A large number of witnesses introduced by appellee testified that the insured was a very active, vigorous woman at the time the policy application was made; that she did the cooking and laundry and house work for her family and in the fall and early winter following the making of the application nursed a sick mother and sick daughter through long illnesses. There is no doubt as to the truth of this testimony and the evidence appears to establish that the insured had no knowledge that she was afflicted with cancer at the time the application was made.

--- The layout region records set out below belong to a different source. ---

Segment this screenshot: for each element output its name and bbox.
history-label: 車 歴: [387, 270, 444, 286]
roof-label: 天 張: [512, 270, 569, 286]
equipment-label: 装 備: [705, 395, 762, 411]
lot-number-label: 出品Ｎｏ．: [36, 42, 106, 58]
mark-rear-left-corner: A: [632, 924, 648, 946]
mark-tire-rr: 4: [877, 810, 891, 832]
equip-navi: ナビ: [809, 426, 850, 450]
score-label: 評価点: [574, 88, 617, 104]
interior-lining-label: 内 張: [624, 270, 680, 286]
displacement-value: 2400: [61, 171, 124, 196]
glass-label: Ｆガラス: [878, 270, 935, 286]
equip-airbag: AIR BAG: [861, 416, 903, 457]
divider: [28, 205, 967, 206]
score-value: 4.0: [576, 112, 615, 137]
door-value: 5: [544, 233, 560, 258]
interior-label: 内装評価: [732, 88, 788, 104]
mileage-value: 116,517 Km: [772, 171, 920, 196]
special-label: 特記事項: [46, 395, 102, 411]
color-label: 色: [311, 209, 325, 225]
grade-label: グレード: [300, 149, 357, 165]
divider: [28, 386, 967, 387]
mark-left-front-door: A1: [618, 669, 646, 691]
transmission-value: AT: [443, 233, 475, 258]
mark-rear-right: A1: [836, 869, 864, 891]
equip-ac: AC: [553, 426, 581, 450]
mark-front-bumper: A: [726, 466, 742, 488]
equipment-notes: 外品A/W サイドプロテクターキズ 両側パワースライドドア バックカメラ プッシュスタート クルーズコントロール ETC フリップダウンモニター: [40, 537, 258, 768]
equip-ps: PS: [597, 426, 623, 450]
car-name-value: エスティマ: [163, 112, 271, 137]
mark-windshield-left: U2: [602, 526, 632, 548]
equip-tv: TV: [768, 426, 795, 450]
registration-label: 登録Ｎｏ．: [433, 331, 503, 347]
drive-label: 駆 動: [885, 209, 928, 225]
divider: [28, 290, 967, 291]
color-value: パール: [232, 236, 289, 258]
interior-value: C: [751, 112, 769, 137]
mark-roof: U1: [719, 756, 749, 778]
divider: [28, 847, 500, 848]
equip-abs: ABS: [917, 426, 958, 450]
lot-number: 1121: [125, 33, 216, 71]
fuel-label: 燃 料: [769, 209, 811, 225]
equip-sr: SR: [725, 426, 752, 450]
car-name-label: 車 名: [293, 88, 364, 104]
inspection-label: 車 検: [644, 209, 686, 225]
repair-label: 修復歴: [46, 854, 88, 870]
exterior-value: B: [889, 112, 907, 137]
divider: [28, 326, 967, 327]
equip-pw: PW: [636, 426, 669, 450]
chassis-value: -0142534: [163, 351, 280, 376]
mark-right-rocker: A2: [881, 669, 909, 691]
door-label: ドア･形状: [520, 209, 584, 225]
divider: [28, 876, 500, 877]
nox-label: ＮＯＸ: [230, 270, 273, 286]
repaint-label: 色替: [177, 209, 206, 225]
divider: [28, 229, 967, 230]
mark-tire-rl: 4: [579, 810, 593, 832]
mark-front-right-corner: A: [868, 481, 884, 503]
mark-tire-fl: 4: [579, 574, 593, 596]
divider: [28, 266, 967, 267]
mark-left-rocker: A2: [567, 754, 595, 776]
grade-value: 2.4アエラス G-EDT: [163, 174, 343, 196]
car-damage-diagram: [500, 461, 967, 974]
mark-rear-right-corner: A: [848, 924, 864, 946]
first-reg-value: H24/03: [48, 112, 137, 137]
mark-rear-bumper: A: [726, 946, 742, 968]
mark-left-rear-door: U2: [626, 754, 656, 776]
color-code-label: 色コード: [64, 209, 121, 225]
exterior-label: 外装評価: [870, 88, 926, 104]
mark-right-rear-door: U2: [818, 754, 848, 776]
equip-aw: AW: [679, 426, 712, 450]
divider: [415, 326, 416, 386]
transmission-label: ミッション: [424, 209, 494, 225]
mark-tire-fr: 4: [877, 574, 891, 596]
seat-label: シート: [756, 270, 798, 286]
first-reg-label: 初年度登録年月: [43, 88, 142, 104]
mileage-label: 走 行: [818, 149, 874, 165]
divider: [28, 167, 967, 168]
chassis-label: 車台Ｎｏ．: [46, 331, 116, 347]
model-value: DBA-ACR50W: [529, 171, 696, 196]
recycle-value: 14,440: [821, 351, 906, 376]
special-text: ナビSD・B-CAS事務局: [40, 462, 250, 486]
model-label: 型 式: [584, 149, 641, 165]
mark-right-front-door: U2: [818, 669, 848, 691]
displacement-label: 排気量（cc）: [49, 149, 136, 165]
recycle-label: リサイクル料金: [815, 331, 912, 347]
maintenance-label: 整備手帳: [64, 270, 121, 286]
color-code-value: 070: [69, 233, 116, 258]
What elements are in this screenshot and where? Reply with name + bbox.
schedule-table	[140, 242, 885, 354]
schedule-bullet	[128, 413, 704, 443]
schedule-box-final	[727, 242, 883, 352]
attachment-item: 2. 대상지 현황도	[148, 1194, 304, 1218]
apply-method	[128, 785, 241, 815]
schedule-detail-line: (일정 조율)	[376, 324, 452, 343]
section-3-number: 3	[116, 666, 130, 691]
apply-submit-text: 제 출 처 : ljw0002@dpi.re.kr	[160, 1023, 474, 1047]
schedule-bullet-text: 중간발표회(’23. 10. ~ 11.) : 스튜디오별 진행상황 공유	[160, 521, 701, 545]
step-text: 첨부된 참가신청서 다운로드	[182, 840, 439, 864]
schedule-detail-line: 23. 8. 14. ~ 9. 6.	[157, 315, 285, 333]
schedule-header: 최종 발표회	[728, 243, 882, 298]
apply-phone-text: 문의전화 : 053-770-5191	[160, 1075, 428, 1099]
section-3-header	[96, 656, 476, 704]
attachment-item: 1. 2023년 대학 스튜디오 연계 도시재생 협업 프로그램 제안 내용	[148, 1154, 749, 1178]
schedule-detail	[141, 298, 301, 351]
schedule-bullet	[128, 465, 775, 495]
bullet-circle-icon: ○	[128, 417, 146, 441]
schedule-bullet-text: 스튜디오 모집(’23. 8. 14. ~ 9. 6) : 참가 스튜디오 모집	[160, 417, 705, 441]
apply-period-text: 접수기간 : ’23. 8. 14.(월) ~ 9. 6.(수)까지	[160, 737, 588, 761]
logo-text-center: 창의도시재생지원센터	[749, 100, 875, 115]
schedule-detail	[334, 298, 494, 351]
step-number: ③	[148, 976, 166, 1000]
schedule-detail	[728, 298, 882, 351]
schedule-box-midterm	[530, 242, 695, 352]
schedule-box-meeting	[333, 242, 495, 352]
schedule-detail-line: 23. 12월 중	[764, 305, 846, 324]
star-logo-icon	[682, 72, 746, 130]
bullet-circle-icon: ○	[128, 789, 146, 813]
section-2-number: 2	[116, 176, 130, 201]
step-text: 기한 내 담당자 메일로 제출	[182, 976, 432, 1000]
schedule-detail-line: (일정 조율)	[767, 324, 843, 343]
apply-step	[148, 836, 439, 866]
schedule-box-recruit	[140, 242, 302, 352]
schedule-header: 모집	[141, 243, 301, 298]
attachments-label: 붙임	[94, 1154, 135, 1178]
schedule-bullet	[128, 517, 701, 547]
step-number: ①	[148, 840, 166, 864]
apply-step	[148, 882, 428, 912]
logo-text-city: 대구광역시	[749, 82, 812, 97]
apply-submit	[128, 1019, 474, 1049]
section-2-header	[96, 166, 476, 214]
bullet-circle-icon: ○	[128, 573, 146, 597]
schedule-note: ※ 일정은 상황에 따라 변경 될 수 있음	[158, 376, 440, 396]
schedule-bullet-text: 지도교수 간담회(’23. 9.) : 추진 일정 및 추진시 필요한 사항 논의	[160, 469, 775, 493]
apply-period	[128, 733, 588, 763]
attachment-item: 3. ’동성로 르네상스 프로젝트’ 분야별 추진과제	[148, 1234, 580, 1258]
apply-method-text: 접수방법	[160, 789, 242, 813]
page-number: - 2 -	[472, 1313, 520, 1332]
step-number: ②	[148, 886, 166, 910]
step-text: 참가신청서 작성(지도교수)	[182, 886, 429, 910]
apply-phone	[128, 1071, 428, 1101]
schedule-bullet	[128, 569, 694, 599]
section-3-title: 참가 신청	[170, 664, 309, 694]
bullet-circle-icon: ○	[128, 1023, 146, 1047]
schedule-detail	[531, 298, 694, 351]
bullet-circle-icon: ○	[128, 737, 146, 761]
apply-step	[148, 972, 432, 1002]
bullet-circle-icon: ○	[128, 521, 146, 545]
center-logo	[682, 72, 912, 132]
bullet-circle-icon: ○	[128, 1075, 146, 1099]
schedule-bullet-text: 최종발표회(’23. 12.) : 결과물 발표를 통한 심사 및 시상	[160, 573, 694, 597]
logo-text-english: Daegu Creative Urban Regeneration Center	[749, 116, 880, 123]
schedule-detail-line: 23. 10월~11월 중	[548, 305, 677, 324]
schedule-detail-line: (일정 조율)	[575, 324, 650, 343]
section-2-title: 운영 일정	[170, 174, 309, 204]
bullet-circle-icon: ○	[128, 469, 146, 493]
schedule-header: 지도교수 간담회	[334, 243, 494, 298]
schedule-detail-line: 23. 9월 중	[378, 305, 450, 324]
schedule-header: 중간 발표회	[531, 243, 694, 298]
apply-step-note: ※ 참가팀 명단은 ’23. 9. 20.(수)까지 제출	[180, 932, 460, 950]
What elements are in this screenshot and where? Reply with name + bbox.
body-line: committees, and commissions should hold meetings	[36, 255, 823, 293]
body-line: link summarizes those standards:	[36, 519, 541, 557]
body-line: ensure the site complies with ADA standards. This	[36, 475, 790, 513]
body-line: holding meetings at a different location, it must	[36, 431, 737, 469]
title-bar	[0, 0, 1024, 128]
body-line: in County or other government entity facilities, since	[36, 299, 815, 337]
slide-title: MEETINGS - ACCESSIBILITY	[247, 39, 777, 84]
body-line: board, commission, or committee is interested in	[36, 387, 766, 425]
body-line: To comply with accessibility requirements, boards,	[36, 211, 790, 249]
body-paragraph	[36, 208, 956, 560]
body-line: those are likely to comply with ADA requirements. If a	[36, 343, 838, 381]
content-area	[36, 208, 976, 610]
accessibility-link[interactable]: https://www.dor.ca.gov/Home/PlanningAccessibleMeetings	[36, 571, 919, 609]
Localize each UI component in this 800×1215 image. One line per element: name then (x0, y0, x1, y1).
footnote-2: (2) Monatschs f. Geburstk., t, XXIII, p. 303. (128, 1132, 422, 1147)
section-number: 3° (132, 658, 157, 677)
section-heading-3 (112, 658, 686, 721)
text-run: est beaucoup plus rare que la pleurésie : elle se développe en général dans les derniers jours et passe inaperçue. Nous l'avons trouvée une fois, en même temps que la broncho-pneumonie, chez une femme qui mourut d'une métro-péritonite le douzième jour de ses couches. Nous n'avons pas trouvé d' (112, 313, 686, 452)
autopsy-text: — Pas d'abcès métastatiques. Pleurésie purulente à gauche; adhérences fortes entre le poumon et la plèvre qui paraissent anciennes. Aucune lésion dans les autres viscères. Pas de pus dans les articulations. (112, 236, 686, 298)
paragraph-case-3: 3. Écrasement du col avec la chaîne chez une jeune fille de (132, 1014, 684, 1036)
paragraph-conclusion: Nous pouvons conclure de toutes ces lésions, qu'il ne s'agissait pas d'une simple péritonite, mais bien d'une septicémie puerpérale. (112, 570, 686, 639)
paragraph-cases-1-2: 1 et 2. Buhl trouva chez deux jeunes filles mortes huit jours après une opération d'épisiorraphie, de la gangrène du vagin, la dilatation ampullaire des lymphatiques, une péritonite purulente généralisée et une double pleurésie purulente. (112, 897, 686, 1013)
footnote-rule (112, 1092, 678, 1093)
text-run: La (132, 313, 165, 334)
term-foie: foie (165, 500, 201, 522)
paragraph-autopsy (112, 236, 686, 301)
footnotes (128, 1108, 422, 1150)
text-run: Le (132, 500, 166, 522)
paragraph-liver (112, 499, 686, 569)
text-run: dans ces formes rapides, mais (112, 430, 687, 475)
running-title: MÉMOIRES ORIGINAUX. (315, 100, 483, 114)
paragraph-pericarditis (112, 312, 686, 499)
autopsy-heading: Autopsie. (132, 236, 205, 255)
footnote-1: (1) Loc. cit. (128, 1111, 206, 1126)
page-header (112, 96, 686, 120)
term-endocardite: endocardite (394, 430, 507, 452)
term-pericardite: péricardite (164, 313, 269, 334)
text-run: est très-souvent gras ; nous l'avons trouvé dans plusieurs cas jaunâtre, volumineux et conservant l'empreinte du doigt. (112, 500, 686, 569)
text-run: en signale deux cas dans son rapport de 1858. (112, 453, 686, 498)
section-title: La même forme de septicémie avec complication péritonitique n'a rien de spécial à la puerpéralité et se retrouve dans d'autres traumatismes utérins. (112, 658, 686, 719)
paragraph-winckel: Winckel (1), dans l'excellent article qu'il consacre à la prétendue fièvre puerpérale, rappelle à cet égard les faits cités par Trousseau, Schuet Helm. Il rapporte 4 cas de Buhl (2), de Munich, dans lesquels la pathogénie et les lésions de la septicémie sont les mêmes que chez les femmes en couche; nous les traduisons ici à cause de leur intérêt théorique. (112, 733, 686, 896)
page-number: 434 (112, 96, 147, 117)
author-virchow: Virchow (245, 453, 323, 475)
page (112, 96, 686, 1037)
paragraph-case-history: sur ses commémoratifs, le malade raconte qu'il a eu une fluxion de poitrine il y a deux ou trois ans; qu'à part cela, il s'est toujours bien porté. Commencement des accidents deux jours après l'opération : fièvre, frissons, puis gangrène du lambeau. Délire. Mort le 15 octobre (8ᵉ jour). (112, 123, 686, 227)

The law is definitely established in this state in cases of this character by a long line of decisions. The rule is 1) that where a misrepresentation is fraudulently made by the insured to procure a policy of insurance the element of materiality is unnecessary and 2) that the element of fraud is unnecessary when the false representation is material to the risk. National Life Accident Insurance Co. v. Fisher,
The evidence appears to us to establish that no misrepresentations were fraudulently made by the insured — at least, the evidence was sufficient to make an issue on this point and the jury found that issue in favor of appellee. And, as to the cancerous condition of the insured, we are not convinced that the evidence established conclusively that it existed at the time of the application. While it must be admitted that the evidence points very strongly to the fact that the cancerous condition was in existence for some time prior to the application, the testimony of Dr. Jorsted was to the effect that it was impossible to tell how long such a condition had existed. He was asked if he could tell how long the condition had existed and said: "No sir, you cannot tell it. They grow at different rates in different individuals. That would only be speculation." This, we think, was sufficient to make an issue of fact on this question for the jury to decide. But when we come to insured's answer that she had not been afflicted with a genito-urinary disturbance, beyond a doubt a false representation was made and this misrepresentation was proven without controversy to have been material to the risk. Insured's own case history given to the hospital physicians shows that she was suffering with a genito-urinary disturbance at the time she made the application, that is, she was suffering with vaginal bleeding accompanied by abdominal pains for a period of at least six months prior to the making of the application. The testimony of the numerous witnesses introduced for appellee in no wise contradicts this evidence. The fact that the insured was a strong, vigorous, active woman at the time that she made the application serves in no way to contradict her own statement that at that time she was afflicted with the disturbance she detailed to her physicians. These witnesses, of course, could not be expected to know of this condition and their lack of knowledge of it is in no way contradictory of the fact that it existed. It was proven by the Company without contradiction that had the condition which the insured stated to the hospital physicians she was in at the time she made the application been made known to the Company the policy would have been rejected. There was therefore no issue of fact to submit to the jury — a false representation was made by the insured which was material to the risk and the Company was entitled to a directed verdict. All other questions reserved. *483
Judgment reversed with directions to grant the appellant a new trial and for further proceedings consistent with this opinion.